You don't have to be an Old Testament prophet to see what's going on all around us. A belligerent lower class demanding handouts. A rapidly diminishing middle class crippled by police state bureaucracy. An aloof, ruling elite that has introduced us to an emerging totalitarianism which seeks control over every aspect of our lives.

Of course, some experts question whether the seeds that Heid and his Solutions from Science are peddling are really that unique or worth $149.99. The same kind of questions have been raised about the other major project that Solutions from Science promotes on GlennBeck.com, an "'Amazing' Solar Generator" which “Is Like Having A Secret Power Plant Hidden In Your Home.”,a 1,800-watt solar generation that Solutions From Science sells for $1,597, plus a $95 shipping charge. Critics say the amount of power generated by this device could run a household appliance such as a freezer for a short period of time but 1,800 watts is not nearly enough to power an entire house, as the ad implies. (The ad also shows a line of police in riot gear on a burning city street, noting that “Civil Unrest Might Even Cut Your Power.”)

Beck fans might have been less likely to buy in the first place if they had seen another Web site operated by Heid -- the one called Hugewadsofmoney.com.

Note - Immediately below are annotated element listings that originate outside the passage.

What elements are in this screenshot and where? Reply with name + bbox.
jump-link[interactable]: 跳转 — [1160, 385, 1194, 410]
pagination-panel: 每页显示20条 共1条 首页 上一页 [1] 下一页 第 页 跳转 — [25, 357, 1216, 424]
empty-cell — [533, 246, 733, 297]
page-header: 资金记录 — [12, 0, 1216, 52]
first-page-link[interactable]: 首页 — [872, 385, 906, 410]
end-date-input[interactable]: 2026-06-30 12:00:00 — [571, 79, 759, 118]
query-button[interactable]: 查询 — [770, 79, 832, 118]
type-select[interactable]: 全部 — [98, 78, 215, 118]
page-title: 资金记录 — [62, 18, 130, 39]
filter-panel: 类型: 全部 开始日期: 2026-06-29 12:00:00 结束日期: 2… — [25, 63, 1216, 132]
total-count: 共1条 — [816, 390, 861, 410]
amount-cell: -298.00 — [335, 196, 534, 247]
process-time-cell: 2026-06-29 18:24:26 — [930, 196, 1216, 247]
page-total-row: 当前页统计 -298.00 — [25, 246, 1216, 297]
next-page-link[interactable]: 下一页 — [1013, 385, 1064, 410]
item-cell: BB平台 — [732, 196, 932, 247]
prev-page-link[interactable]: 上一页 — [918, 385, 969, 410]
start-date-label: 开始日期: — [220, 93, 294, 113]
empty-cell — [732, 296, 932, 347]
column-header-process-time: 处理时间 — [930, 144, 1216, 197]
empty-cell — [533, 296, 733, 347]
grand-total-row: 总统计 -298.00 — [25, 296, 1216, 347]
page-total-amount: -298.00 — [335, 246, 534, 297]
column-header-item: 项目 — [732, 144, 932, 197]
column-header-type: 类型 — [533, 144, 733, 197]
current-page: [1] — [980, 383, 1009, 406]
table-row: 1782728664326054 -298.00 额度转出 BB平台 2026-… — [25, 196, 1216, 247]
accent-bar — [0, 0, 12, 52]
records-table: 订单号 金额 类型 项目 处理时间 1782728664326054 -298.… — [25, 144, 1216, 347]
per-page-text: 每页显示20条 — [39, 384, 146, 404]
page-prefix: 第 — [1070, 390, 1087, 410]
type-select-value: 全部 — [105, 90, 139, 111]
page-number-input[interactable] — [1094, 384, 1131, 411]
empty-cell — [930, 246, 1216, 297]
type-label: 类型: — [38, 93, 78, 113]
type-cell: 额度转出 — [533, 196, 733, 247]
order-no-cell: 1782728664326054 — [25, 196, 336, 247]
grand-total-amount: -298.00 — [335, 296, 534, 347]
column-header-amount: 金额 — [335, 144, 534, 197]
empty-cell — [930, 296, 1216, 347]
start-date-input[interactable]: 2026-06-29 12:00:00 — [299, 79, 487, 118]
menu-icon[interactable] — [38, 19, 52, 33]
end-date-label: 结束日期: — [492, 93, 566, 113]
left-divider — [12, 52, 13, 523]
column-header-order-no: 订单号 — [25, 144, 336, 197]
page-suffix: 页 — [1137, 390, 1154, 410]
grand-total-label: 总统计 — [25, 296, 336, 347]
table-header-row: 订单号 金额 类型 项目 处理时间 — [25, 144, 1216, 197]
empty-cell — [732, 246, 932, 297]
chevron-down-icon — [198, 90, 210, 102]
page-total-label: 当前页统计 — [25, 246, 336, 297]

It is here that this major sponsor of GlennBeck.com -- in searching for marketing affiliate partners -- reveals his plans for making, well, huge wads of money off the economic crisis.

“It doesn't matter whether you share the same world view as these customers or not ... but you'd be a fool to ignore the birth of a massive new industry right before our eyes!” writes Heid, who also mentions his partnership with the late direct-mail legend Gary Halbert, who served prison time in the early 1980s on a mail fraud conviction related to his marketing activities. “And the worse things get, the better you'll do, because many consumers are just now becoming aware of their dependence on a way of life which may be gone forever and which will require a dramatic process of education and preparation.”

By March 2010, Heid's enterprise was generating enough review to make a commercial for his Survivalist Seed Bank that aired on Beck's national TV show on FNC -- an ad that was satire on shows like The Colbert Report.

This summer, he was continuing to roll out new products like a solar-powered TV and radio...presumably so that Beck aficionados can still follow their favorite host even if the end of the world as we know it really does arrive.